Poster, Podium & Video Sessions
Presentation Authors: Yosuke Yasuda*, Kazutaka Saito, Naoko Kawamura, Sho Uehara, Takeshi Yuasa, Minato Yokoyama, Junichiro Ishioka, Yoh Matsuoka, Shinya Yamamoto, Shunji Takahashi, Tokyo, Japan, Tetsuo Okuno, Ibaraki, Japan, Junji Yonese, Kazunori Kihara, Yasuhisa Fujii, Tokyo, Japan
Introduction: C-reactive protein (CRP) is a potential biomarker for renal cell carcinoma (RCC) (Saito K, Nat Rev Urol, 2011). The dynamic change of CRP levels, CRP kinetics, is associated with survival of patients with metastatic RCC (mRCC) in the cytokine era. We previously reported that early CRP response could predict overall survival (OS) for mRCC patients treated with tyrosine kinase inhibitors (TKI) in EAU congress 2016. In this study, we further explored whether the early CRP response could predict progression-free survival (PFS) and response rates (RR) with more number of cases.

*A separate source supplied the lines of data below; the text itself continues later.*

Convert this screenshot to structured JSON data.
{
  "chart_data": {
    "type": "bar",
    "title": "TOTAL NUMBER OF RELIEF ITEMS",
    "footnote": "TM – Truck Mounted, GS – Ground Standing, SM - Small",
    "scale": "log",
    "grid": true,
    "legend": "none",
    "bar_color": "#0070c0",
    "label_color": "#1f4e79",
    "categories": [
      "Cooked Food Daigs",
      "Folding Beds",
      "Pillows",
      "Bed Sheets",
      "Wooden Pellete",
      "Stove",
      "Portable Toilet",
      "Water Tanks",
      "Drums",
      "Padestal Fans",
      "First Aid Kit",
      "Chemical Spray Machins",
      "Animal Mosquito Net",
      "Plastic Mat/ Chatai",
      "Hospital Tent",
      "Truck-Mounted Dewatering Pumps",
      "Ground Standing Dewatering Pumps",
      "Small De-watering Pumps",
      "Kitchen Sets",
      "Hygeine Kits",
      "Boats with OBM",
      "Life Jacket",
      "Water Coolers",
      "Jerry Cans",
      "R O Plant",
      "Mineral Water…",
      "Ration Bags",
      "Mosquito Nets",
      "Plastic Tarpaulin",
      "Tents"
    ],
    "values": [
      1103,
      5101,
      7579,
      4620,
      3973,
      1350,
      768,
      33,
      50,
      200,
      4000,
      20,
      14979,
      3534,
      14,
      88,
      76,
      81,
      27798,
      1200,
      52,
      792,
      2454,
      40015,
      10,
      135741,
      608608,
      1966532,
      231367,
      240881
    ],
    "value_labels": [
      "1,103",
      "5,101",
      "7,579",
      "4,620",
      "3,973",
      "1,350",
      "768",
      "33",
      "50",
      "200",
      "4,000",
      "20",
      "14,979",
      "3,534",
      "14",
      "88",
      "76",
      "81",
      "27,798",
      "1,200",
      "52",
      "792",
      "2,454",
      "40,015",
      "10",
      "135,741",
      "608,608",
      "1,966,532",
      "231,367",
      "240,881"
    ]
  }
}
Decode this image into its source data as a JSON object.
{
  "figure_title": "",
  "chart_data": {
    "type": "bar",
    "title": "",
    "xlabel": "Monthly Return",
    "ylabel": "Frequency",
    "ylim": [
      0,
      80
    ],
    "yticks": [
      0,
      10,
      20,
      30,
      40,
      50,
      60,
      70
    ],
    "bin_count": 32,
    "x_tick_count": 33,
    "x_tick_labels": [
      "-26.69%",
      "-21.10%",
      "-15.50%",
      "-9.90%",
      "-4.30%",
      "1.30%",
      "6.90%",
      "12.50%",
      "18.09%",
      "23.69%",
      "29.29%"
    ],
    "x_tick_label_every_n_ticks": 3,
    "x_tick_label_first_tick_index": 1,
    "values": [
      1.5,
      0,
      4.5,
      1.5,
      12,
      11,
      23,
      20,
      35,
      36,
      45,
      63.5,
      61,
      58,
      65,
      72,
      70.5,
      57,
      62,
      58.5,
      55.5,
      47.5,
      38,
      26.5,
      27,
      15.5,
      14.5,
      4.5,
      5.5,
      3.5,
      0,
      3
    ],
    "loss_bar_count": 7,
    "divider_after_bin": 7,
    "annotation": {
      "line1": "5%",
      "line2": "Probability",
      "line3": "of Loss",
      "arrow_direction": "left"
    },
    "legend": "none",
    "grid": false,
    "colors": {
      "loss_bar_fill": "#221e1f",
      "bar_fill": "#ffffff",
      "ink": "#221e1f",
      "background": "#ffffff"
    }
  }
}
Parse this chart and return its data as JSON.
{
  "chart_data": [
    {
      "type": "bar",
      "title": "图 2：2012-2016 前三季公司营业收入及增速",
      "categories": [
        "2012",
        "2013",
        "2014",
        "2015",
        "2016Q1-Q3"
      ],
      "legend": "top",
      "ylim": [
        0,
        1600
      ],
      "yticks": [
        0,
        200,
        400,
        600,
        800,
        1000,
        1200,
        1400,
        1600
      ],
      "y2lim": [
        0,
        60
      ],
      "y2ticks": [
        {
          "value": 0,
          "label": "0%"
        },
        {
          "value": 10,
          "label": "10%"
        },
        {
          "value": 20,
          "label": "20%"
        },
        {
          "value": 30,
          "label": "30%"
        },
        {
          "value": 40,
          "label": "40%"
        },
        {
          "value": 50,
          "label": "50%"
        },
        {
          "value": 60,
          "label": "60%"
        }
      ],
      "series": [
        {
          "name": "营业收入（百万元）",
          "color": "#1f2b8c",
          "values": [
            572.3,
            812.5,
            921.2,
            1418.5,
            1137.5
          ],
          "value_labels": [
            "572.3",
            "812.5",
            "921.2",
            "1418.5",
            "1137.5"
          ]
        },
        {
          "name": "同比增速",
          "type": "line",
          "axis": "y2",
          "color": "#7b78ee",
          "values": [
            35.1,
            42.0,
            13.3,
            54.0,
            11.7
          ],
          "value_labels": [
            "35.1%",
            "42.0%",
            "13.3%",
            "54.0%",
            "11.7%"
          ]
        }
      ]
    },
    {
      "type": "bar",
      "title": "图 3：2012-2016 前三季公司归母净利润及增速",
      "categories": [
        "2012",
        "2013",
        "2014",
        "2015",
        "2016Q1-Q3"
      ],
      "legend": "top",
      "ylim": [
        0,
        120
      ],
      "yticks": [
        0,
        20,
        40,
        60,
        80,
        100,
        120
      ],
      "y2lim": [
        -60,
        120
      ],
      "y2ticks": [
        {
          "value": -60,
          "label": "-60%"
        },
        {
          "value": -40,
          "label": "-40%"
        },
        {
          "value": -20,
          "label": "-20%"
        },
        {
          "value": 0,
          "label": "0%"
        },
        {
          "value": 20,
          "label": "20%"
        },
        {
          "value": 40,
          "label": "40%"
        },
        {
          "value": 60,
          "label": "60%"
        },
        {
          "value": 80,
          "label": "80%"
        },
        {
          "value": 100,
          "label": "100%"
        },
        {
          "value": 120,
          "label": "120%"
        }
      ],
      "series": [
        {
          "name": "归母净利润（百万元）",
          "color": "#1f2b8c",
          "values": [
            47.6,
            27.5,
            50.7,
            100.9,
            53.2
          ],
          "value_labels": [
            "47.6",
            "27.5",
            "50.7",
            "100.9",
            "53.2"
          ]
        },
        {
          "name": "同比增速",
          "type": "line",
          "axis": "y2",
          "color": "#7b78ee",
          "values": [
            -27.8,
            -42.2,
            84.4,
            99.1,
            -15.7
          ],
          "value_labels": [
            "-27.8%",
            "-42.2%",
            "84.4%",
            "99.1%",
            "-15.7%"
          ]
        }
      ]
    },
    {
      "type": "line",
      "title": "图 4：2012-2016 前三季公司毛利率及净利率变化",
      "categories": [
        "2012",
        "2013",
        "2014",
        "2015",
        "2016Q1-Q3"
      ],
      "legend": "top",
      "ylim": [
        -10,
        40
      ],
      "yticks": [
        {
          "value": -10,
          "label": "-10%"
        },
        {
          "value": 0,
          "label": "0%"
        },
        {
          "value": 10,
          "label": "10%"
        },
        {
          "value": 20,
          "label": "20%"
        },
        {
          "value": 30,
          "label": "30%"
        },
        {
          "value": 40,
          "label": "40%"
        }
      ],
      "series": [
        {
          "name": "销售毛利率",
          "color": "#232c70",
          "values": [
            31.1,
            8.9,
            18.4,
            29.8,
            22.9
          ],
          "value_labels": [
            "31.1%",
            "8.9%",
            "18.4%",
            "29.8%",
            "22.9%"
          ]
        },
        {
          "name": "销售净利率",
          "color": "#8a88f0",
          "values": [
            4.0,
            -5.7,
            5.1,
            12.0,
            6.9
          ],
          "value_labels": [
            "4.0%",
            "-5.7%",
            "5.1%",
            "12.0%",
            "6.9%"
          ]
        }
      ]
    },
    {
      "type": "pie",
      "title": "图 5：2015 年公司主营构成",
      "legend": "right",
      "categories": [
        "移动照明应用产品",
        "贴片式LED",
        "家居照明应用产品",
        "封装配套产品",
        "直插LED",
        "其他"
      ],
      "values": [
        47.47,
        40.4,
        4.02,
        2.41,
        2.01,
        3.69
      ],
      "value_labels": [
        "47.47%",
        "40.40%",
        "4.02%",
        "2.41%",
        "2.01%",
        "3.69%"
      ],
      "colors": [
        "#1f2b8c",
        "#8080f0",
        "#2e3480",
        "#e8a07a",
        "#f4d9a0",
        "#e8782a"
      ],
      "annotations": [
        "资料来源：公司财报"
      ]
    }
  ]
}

Methods: A total of 103 patients (80 men and 23 women) were treated with TKI for mRCC from 2008 to 2013 at our institutions. Overall, 43 and 60 patients were treated with sunitinib and sorafenib, respectively. Fifty patients (49%) had received prior immunotherapy, and 69 patients (67%) had undergone nephrectomy previously. Baseline CRP elevation was defined as a level of 10 mg/L or more. Patients were divided into three groups according to their early CRP kinetics: patients whose baseline CRP levels were <10 mg/L (non-elevated group), patients whose baseline CRP levels were 10 mg/L or more and had decreased by more than 20% 4 weeks after the initiation of TKI (early CRP responder), and the remaining patients (non-early CRP responder). The endpoints were OS, PFS and RR.
Results: The median follow up period was 21 months (range 1 to 79 months). Baseline CRP levels were elevated in 41 patients (40%). Among these 41 patients, 19 (18%) were early CRP responder. The 1-year OS and PFS rates for the entire cohort were 69% and 40%, respectively. The 1-year OS rates of non-elevated group, early CRP responder, and non-early CRP responder were 79%, 62%, and 36% (p < 0.001). The 1-year PFS rates of these three groups were 50%, 23%, and 10% (p < 0.001). In multivariate analysis, the early CRP kinetics assessment was a significant independent factor for OS and PFS. Though there were no significant differences in the objective response rates between these three groups (p = 0.56), significantly more patients had progressive disease in the non-early CRP responder (p = 0.02).
Conclusions: Early CRP response at 4 weeks is predictive of survival for patients with mRCC treated with TKI.